Desperation drove him to the brilliant solution of shipping two forty-litre metal casks, by train, timed to arrive in Calabria the day after we got there. The wine purchased, packaged, and dispatched from nearby San Doná di Piave station, he rested easy knowing he wouldn’t have to compromise his principles or his taste buds.
As we journeyed south, Uncle Angelo tingled with excitement in anticipation of his beloved wine’s arrival.
“Don’t worry. You didn’t come all the way from Canada to drink garbage wine. I’ll take care of you,” he assured his brother.
We settled into my late grandparents’ old home and looked forward to enjoying the August warmth of Southern Italy, reconnecting with family and friends, and sampling the crusty bread and sweet tomato sauces of Calabria. Red wine was plentiful and the uncles enjoyed it with pleasure, but they refused to drink the white, holding out instead for the casks scheduled to arrive the next day. Except they didn’t.
One more day passed before Uncle Angelo started making inquiries. He phoned the shipping company, who passed him off to the train station in San Doná di Piave, who directed him to Paola where the wine was to arrive. The wine’s whereabouts were unknown. He called again the following day and the day after that. He mustered all the diplomacy he could and when that didn’t work, he stepped up the volume and tone of his voice. My uncle, despite his jovial nature, wore his police chief’s authority on the outside and was a force even before he opened his mouth to speak. And he was not a patient man. I pitied the people on the receiving end of those calls.

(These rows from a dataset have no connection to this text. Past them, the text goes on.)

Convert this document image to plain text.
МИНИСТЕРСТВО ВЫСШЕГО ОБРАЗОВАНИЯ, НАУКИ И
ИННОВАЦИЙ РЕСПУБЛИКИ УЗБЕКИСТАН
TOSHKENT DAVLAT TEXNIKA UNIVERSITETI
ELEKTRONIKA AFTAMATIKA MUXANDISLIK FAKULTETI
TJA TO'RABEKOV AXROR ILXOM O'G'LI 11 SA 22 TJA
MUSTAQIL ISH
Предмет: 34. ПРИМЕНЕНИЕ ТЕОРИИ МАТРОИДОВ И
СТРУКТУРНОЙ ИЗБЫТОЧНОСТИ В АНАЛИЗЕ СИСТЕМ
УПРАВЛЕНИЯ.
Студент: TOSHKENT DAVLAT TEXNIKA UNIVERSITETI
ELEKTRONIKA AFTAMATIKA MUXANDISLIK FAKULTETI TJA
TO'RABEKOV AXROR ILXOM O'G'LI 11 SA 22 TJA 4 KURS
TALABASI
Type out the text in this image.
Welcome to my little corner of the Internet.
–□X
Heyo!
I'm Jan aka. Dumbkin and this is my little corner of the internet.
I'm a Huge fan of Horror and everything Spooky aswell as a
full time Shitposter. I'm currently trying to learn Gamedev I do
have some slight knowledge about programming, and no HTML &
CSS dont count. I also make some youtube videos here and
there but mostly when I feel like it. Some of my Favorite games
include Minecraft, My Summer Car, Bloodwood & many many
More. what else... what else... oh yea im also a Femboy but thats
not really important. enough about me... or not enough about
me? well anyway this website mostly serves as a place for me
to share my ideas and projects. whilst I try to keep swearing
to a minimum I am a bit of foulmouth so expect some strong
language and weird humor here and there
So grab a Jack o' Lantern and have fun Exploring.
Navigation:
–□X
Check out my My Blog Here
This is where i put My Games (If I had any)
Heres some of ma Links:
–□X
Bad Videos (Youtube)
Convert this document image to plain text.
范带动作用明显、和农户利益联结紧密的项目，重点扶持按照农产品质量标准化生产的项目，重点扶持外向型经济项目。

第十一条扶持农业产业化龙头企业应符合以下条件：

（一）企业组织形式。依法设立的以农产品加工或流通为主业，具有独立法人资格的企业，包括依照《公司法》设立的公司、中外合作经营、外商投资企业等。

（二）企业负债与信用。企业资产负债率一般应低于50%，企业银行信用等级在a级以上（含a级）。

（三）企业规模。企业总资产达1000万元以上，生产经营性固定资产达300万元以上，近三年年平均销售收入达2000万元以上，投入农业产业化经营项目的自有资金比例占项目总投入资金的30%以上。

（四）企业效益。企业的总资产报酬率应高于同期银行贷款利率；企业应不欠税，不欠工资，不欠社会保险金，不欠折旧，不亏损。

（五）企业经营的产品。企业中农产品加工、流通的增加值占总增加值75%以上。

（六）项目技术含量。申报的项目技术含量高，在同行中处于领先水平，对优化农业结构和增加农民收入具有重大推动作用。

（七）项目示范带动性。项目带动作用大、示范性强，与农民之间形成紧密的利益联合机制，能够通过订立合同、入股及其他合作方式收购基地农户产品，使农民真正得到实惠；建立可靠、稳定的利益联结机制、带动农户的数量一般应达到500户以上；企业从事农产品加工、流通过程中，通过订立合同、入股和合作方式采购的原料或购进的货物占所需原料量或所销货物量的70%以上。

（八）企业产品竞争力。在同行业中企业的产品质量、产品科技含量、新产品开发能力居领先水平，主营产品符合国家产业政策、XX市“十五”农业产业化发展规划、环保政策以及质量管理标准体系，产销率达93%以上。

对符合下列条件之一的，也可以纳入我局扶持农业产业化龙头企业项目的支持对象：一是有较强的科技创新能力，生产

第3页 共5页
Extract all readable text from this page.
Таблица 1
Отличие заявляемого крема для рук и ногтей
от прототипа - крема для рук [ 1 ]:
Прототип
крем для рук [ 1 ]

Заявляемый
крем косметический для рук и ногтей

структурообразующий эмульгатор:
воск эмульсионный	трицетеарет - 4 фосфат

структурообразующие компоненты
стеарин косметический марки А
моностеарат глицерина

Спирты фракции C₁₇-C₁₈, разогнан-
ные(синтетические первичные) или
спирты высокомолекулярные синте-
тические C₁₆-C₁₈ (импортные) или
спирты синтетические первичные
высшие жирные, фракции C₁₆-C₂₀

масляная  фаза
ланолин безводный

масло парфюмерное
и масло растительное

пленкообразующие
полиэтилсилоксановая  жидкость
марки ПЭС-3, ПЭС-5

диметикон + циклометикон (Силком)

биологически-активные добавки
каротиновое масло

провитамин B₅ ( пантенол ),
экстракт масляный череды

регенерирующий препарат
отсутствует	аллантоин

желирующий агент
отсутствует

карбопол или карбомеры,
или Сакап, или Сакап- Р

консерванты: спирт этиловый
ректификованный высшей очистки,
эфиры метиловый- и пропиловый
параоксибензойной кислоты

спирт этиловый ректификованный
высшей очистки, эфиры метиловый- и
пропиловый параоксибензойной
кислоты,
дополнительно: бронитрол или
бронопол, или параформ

He repeated the litany every day and, compounded with his extreme thirst, he worried about the conditions his wine was exposed to on its slow journey through the hot Italian countryside. The wine became like a missing relative, with a spot set at the table in case it showed up after all. Uncle Leo, less particular about the wine, but content to be complicit in his big brother’s whimsy, teased Uncle Angelo and created possible scenarios about the mysterious whereabouts of the two metal casks.
“Angelo, imagine the railway workers. They’re inventing excuses to go to the cargo car. By the end of their shift, they aren’t even bothering to check tickets, and the dining car can’t understand why they keep running out of plastic cups.”
It got to the point where everyone in the house could imitate Uncle Angelo’s calls. We didn’t dare do it in front of him, though. None of us were that stupid.
“Good morning. I shipped two casks of wine from San Doná di Piave to Paola on August 1st. I was promised receipt within two days. How is it possible they haven’t arrived?” After a brief pause, he gave his name and then we held our breath as his eyes bulged. “No! I will not check with every train station in the country and yes, I called Paola. If they were there, why would I be calling you?”
Variations of this conversation continued for ten days until Uncle Angelo received the call. The wayward wine had arrived. We breathed a sigh of relief. The brothers drove about an hour north to the coastal town of Paola to retrieve it, eager for their first taste of the delicate white wine that had gone on a rogue journey through Italy. Wine glasses at the ready, with the casks propped up on old milk crates in the gravel clearing outside the kitchen door, we watched as they broke the seal and poured. They grimaced, puckered, and sputtered. It was no surprise that while the wine may have had a great adventure, it hadn’t weathered it well. The brothers didn’t know whether to laugh or cry but the rest of us couldn’t hold back our laughter any longer.
After we got home to Canada, I suggested we reenact the daily phone calls and capture them on video. I nominated Uncle Leo to play the role of his brother. Fits of laughter hampered our initial efforts but Uncle Leo managed to get through the script and do a convincing job of imitating the rants. We sent the video to Uncle Angelo, thinking he’d laugh along with us. He did not.
It was a sobering reminder that even though Uncle Angelo searched for excuses to have a good chuckle, his pursuit of good wine was not a laughing matter. Perhaps it was too soon and he was still too thirsty.